Je remercie celles et ceux d'entre vous, nombreux, qui ont salué l'action des équipes de la Banque de France sur le terrain, pendant la crise. C'est d'ailleurs une façon de répondre à certains orateurs. J'insiste sur l'idée que notre raison d'être, c'est le service des Français, ce n'est pas nous-mêmes. Le service public n'est pas autocentré.
Monsieur Dufrègne, quand il est question de productivité publique – je comprends que l'expression ait pu vous surprendre –, il ne s'agit pas de ratios financiers, lesquels ne s'appliquent pas à un service public, mais de ce que nous produisons pour nos concitoyens. Je crois que nous avons produit davantage pendant la crise et que notre économie et notre société s'en sont mieux portées.
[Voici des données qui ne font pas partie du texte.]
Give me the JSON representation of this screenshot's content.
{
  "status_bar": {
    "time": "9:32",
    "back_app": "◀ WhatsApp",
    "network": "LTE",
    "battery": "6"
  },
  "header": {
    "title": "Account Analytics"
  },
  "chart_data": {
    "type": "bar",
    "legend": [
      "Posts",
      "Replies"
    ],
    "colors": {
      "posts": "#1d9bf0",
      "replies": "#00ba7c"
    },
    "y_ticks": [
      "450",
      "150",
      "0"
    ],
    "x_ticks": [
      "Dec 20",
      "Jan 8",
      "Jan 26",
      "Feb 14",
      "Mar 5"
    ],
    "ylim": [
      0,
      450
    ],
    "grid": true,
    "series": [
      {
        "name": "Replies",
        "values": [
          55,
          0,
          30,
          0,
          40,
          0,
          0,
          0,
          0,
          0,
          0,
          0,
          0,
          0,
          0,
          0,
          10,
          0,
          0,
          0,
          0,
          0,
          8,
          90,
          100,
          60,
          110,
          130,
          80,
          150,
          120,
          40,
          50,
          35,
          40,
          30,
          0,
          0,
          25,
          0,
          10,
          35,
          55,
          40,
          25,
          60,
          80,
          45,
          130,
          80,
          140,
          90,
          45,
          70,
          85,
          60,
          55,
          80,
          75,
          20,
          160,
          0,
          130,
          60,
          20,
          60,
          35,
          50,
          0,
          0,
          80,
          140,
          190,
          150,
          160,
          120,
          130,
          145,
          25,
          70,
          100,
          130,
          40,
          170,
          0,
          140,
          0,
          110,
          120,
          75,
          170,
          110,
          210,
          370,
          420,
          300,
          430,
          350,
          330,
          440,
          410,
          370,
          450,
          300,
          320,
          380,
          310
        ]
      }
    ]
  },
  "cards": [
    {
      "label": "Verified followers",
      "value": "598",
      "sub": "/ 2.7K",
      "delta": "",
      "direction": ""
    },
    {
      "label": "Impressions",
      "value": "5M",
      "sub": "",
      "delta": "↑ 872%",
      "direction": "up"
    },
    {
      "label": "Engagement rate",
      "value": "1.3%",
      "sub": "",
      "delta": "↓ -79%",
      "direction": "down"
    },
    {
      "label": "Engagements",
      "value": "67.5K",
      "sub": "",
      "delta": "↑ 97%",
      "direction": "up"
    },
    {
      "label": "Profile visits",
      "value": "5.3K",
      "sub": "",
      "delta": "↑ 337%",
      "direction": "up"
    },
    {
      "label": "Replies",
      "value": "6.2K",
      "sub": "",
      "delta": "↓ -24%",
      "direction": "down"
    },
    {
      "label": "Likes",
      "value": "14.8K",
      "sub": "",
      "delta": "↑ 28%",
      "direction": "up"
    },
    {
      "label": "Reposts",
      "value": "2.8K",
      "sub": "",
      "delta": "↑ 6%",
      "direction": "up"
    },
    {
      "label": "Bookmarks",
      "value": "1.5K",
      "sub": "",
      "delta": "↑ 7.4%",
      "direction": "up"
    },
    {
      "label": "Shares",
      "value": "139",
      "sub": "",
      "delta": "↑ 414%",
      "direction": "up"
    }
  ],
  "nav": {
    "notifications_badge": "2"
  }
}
Notre raison d'être, c'est le service des autres.
Monsieur Alauzet, je reprends votre terme de « triangulation ». Il est évidemment compliqué de combiner, à court terme, la gestion de la crise énergétique, et à moyen terme, la transition climatique. C'est au Gouvernement et au Parlement qu'il appartiendra de trouver les meilleures réponses mais je reconnais comme vous la difficulté du problème.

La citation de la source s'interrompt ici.